Tuesday, October 28, 2008

Los reyes filosofos de la FED

Brad Delong comenta la causa de la crisis:

"The current financial crisis has its roots in Greenspan's decision to keep interest rates very low in 2002 and 2003 to head off the danger of a deflation-induced double-dip recession, and his subsequent decision that the costs of cleaning up after a housing bubble were likely to be less than the costs of the high unemployment that would be generated by a preemptive attempt to pop a housing-speculation bubble. Two years ago, I would have said that Greenspan's judgment here was correct. Six months ago, I would have said that his judgment was probably correct. Today -- in the middle of the largest nationalizations in history -- I can no longer state that Greenspan made the right calls with respect to the level of interest rates and the housing bubble in the 2000s."


El articulo tambien resume la historia de la banca central y la economía política de la FED vs congreso vs ejecutivo en Estados Unidos.Lo extraño es que no veo llamados a cuestionar los poderes de la banca central. Solo piden mas regulación para los bancos, mientras reconocen que la causa estuvo en las acciones de la FED!

Que la banca central debe tener mucho poder se ha convertido en un tabú incuestionable. Y esta crisis parece que no va a cambiar eso.
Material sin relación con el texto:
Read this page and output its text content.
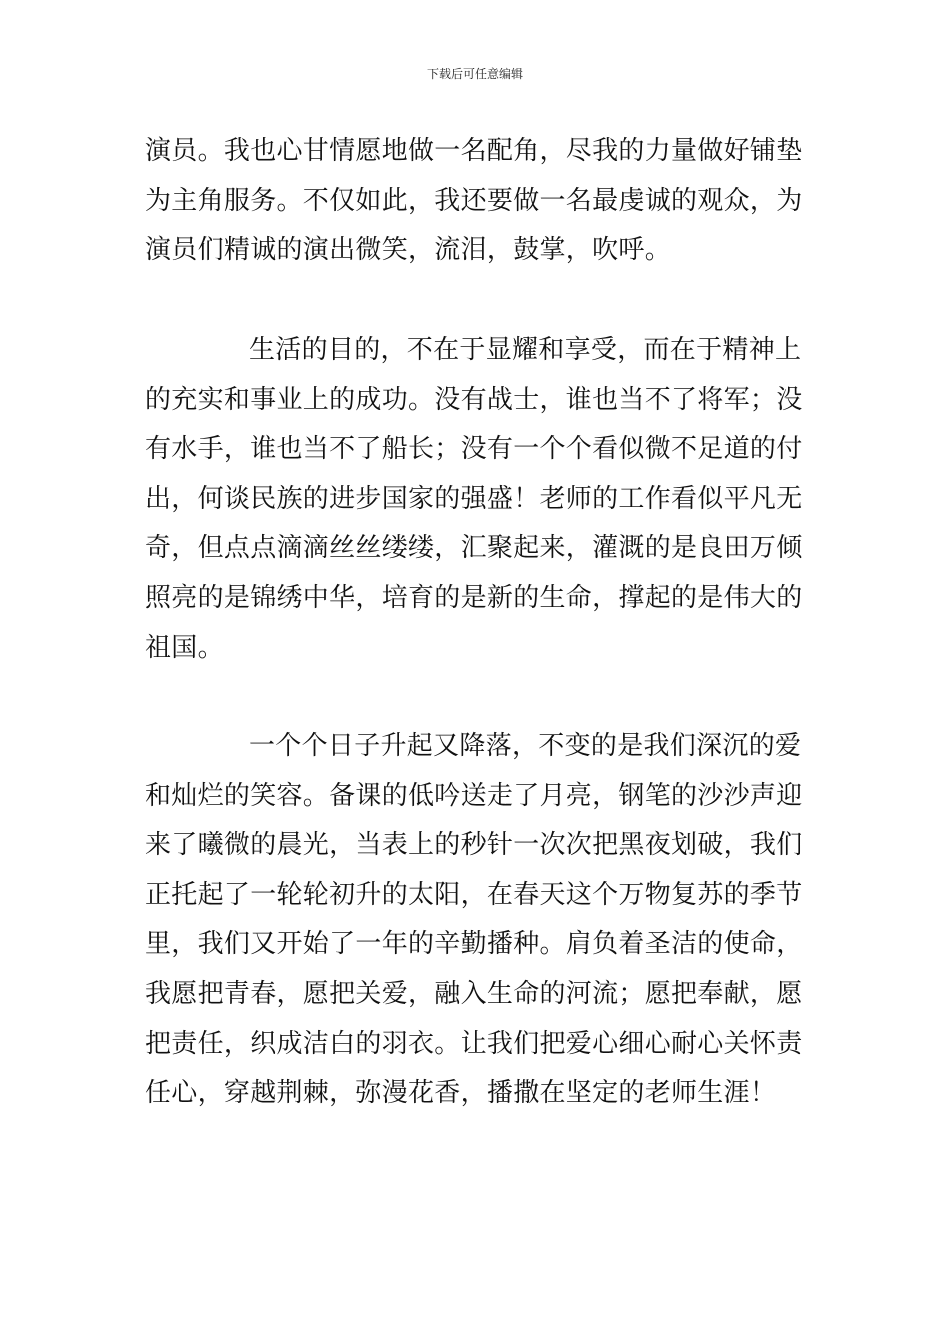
下载后可任意编辑
演员。我也心甘情愿地做一名配角，尽我的力量做好铺垫
为主角服务。不仅如此，我还要做一名最虔诚的观众，为
演员们精诚的演出微笑，流泪，鼓掌，吹呼。
生活的目的，不在于显耀和享受，而在于精神上
的充实和事业上的成功。没有战士，谁也当不了将军；没
有水手，谁也当不了船长；没有一个个看似微不足道的付
出，何谈民族的进步国家的强盛！老师的工作看似平凡无
奇，但点点滴滴丝丝缕缕，汇聚起来，灌溉的是良田万倾
照亮的是锦绣中华，培育的是新的生命，撑起的是伟大的
祖国。
一个个日子升起又降落，不变的是我们深沉的爱
和灿烂的笑容。备课的低吟送走了月亮，钢笔的沙沙声迎
来了曦微的晨光，当表上的秒针一次次把黑夜划破，我们
正托起了一轮轮初升的太阳，在春天这个万物复苏的季节
里，我们又开始了一年的辛勤播种。肩负着圣洁的使命，
我愿把青春，愿把关爱，融入生命的河流；愿把奉献，愿
把责任，织成洁白的羽衣。让我们把爱心细心耐心关怀责
任心，穿越荆棘，弥漫花香，播撒在坚定的老师生涯！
Esta es la introducción al articulo:

"Ben Bernanke is the closest thing to a central economic planner the United States has ever had. He bestrides our narrow economic world like a colossus. Unelected (he was appointed by President George W. Bush and confirmed by an overwhelming majority in the Senate) and unaccountable (unless the Congress decides that it wishes to amend the Federal Reserve Act and take the blame for whatever else goes wrong with the economy), he is responsible only to his conscience -- and his open-market committee of himself, the other six governors of the Federal Reserve Board, and the 12 presidents of the regional Federal Reserve banks. The fate of the economy in the next administration depends far less on the president than on this moral-philosopher-prince to whose judgment we have entrusted a remarkable share of control over our destiny.

How did an ivory-tower academic whose specialty is the details of the Great Depression get to this position? What does he do all day? How did so much power come to rest in a single institution, a single individual? The current system is the product of a century and a half of evolution in the role of a central bank, on both sides of the Atlantic, through a series of accidents and crises. For a generation, the idea of social democracy -- with government ownership, control, and regulation of at least the "commanding heights" of the economy -- has been in retreat. But in the middle of this market economy is an immense island of central planning: the Federal Reserve.

In normal times, the Fed -- not the market -- decides what the short-term interest rate is. The interest rate is perhaps the key price in the economy. It is the price at which we trade wealth in the present for wealth in the future. When the interest rate is low, our focus is on the future: Businesses and consumers borrow and invest. When the interest rate is high, our focus is on the present because distant-future promises of cash are not worth very much in today's dollars. You might think that if there were ever a decision we would leave to the market and the aggregated preferences of millions of individuals, it would be the terms on which we trade present comfort off for future wealth. But we don't. We leave that decision to the discretion of the philosopher-prince Bernanke and his committee. And in extraordinary moments like the September Wall Street crisis, when the flow of funds through financial markets dries up, we leave the decisions of which banks to nationalize, which to close down, which to forcibly merge, and which to rescue and on what terms to our financial overlords in the Eccles Building on the National Mall."

Vale la pena mencionar que Delong es democrata, trabajo en la administración Clinton y se considera de centro o centro-izquierda. Su articulo no corresponde a la típica visión libertaria, pero estada carga del realismo político que le falta, diría yo, a la mayoría de economistas.

Termina con este parrafo:"Cicero said that the problem with his political ally Cato was that he thought they lived in the Republic of Plato while they really lived in the Sewer of Romulus. It is either our curse or our blessing that we live in the Republic of the Central Banker."

Creo que los modelos de algunos economistas seguro tambien funcionarían bien en la republica de Platón, el sistema de los filosofos reyes que planifican la sociedad.